LIGEIRAS NOTAS BIOGRÁFICAS
«As vivências psíquicas
determinam por um lado outras vivências psíquicas, e por outro lado
modificações corporais»
Prof. PAUL SCHIEDER
NÃO é de modo nenhum inútil num trabalho desta índole, que quem se
abalance a ele se debruce um pouco sobre a trajectória biográfica da
pessoa estudada, pois que, dos acidentes, dos relevos, das nuances da existência, muito se pode colher de útil para a compreensão e
interpretação de fenómenos nosológicos, e para o conhecimento das
ressonâncias que certos estados patológicos corporais têm na psique dos
padecentes, e mesmo para o estudo do mecanismo psicogéneo de certos
sintomas corporais, mormente hoje, em que a tendência psico-somática
invadiu um largo sector de médicos em todo o mundo. E quando o objecto
do estudo é, como no caso presente, uma
mística, muito maior importância é de atribuir a essas pesquisas, visto tratar-se de pessoas de vida espiritual intensa e
predominante, e por consequência mais susceptível de influenciar a
órbita do somático.
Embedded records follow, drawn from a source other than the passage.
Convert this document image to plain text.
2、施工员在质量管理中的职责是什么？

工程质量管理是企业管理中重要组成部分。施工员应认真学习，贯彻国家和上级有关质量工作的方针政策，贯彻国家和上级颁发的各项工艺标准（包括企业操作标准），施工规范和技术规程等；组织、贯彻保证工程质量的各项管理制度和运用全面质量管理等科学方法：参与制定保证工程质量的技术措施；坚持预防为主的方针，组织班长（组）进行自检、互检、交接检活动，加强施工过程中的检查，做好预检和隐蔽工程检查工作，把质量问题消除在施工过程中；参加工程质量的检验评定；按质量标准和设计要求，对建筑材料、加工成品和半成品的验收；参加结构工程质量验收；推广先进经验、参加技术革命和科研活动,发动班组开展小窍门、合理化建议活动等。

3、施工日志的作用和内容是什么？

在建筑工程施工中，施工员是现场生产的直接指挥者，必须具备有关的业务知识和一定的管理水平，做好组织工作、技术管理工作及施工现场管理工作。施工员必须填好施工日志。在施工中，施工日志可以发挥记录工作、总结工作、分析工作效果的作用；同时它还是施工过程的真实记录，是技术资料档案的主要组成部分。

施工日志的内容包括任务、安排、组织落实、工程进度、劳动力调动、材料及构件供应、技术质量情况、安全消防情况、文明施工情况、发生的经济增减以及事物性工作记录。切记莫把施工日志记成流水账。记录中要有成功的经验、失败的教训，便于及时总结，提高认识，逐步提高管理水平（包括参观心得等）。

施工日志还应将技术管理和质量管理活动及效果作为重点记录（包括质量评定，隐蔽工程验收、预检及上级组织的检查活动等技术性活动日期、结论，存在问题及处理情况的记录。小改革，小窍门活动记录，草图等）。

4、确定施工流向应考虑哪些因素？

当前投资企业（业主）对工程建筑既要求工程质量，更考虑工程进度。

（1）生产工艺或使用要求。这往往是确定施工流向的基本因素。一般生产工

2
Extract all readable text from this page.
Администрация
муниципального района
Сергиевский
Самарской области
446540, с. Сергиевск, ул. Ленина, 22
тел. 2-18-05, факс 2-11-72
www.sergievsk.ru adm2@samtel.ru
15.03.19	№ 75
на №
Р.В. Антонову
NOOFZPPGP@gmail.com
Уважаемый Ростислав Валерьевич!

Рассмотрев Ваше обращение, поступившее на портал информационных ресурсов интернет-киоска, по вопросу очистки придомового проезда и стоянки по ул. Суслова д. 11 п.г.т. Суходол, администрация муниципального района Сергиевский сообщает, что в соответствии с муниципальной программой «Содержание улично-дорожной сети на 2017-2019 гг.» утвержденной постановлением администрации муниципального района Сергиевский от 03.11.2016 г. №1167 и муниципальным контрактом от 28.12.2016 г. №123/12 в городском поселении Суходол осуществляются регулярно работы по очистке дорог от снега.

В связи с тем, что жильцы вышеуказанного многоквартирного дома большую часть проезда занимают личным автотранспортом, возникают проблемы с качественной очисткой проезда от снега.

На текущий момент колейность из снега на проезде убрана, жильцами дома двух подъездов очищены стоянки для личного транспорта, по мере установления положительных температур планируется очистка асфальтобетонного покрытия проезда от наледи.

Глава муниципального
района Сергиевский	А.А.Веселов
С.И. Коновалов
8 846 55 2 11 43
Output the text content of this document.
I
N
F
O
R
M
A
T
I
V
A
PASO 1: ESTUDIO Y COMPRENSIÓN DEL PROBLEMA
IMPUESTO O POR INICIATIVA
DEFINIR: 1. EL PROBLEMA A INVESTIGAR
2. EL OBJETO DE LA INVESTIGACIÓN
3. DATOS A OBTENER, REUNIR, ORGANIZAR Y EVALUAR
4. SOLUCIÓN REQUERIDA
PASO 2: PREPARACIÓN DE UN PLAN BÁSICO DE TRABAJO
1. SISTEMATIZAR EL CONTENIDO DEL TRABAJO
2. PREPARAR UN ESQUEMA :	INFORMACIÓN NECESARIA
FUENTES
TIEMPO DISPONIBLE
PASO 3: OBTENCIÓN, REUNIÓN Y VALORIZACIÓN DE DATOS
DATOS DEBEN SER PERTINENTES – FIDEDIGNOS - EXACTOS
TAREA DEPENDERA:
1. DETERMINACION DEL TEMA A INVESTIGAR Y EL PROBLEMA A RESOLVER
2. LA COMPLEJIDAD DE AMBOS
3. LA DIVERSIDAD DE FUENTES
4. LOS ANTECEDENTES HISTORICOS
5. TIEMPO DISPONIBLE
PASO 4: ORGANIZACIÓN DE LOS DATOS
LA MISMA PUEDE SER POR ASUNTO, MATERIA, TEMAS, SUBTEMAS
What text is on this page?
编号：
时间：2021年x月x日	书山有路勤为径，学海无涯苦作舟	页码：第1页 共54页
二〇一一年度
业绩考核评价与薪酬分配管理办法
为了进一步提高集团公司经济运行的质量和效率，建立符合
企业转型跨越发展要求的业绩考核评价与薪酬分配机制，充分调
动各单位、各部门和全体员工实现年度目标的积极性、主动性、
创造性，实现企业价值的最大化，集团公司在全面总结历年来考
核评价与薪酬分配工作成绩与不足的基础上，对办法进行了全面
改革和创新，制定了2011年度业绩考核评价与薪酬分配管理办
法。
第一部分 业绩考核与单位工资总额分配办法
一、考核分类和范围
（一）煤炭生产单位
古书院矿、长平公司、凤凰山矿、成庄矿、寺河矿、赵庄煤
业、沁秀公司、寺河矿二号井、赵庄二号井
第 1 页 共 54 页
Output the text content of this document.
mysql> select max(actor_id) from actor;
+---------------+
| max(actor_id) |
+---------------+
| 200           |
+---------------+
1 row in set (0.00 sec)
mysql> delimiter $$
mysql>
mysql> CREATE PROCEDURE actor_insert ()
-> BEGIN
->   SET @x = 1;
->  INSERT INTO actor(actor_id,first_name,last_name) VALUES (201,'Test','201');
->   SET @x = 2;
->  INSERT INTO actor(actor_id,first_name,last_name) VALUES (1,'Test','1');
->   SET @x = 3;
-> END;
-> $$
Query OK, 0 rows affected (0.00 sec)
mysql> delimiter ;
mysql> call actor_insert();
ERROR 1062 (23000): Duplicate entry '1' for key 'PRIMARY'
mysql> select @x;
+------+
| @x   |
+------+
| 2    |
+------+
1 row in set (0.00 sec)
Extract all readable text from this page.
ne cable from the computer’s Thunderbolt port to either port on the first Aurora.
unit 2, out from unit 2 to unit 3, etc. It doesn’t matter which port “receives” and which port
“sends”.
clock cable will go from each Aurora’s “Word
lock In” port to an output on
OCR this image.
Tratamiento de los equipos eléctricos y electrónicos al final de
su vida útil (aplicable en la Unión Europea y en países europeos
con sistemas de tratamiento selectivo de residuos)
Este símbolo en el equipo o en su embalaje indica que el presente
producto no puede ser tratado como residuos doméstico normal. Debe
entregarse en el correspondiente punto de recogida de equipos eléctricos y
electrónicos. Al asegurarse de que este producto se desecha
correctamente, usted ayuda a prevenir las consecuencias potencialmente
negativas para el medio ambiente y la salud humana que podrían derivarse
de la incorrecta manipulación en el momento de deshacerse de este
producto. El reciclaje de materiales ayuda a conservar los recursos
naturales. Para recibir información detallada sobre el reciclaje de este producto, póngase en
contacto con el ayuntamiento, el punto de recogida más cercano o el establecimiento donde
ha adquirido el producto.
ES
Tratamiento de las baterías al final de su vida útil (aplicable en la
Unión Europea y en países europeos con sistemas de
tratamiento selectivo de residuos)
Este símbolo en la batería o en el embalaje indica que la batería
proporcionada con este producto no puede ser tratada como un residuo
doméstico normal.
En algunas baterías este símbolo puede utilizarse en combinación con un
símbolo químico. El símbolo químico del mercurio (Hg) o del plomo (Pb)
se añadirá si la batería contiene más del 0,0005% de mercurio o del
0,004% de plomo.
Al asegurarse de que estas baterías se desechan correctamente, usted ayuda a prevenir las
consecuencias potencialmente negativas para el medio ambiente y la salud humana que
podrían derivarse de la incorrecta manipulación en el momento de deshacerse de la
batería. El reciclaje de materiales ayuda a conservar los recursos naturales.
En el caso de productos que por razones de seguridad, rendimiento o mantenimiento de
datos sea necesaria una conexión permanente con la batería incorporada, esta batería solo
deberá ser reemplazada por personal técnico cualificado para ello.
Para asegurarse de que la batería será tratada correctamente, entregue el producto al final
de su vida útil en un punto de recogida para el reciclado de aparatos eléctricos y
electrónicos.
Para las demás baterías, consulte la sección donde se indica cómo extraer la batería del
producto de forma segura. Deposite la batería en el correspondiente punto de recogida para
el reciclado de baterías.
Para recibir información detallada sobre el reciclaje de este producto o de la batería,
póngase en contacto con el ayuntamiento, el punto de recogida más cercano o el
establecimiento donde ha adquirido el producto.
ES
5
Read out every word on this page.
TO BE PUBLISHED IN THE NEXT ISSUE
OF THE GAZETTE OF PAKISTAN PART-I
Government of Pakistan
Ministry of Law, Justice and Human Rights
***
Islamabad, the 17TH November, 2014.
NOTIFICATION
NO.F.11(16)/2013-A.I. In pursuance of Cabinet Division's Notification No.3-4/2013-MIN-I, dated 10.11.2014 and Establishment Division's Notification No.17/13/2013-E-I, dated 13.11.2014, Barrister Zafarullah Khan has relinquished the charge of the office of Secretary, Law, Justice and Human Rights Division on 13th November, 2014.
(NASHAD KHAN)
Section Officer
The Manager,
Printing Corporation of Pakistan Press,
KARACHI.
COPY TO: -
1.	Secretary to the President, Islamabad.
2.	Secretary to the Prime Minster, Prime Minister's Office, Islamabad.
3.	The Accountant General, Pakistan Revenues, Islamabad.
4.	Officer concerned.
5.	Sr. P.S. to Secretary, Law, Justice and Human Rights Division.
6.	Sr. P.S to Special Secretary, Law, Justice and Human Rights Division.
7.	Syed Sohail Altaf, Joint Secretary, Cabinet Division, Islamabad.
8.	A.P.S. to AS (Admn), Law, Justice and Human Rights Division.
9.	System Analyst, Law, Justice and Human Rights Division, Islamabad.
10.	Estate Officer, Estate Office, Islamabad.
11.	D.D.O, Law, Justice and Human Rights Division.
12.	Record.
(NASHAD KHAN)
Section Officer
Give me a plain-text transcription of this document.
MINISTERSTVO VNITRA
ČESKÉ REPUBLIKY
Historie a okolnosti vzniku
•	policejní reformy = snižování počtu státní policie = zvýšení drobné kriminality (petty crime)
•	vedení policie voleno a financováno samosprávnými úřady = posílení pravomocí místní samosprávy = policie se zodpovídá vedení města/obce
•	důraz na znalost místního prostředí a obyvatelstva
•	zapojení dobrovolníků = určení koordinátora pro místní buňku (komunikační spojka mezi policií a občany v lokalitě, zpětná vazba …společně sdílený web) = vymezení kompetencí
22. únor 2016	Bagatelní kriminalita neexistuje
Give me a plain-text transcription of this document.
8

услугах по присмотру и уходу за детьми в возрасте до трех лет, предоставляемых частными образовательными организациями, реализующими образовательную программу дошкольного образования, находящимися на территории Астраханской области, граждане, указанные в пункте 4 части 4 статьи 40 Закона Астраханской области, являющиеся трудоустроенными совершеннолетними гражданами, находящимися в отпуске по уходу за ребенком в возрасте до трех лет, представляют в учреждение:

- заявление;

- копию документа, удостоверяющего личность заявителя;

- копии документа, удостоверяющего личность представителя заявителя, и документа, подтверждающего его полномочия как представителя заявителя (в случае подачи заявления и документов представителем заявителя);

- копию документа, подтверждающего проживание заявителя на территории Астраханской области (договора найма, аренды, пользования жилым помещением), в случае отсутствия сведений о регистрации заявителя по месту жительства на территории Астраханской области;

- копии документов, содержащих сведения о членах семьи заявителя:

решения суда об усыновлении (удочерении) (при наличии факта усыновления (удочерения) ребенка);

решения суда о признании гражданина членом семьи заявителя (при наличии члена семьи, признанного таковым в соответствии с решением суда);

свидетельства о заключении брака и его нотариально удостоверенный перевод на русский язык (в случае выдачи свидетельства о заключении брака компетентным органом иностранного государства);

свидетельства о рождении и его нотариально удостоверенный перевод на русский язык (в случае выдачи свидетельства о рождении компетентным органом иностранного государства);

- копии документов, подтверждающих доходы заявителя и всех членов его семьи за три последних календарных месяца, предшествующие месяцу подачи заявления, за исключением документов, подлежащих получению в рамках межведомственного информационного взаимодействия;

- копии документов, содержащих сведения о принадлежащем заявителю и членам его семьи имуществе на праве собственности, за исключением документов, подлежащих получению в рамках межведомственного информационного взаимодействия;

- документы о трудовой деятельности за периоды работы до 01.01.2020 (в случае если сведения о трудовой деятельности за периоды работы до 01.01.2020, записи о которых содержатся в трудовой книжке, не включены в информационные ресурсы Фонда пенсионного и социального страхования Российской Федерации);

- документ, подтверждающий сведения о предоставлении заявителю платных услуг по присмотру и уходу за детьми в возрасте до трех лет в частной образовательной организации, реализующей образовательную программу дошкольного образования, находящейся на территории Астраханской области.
Por todas estas razões ligeiramente apontadas,
achamos conveniente iniciar este contributo para uma nosografia da
Infanta Santa Joana por uma ligeira excursão sobre a sua vida, mormente
por aquela parte da sua vida que mais elementos nos pode trazer para a
compreensão da sua vivência religiosa, fenómeno capital (senão único
digno de nota) na filha do Africano.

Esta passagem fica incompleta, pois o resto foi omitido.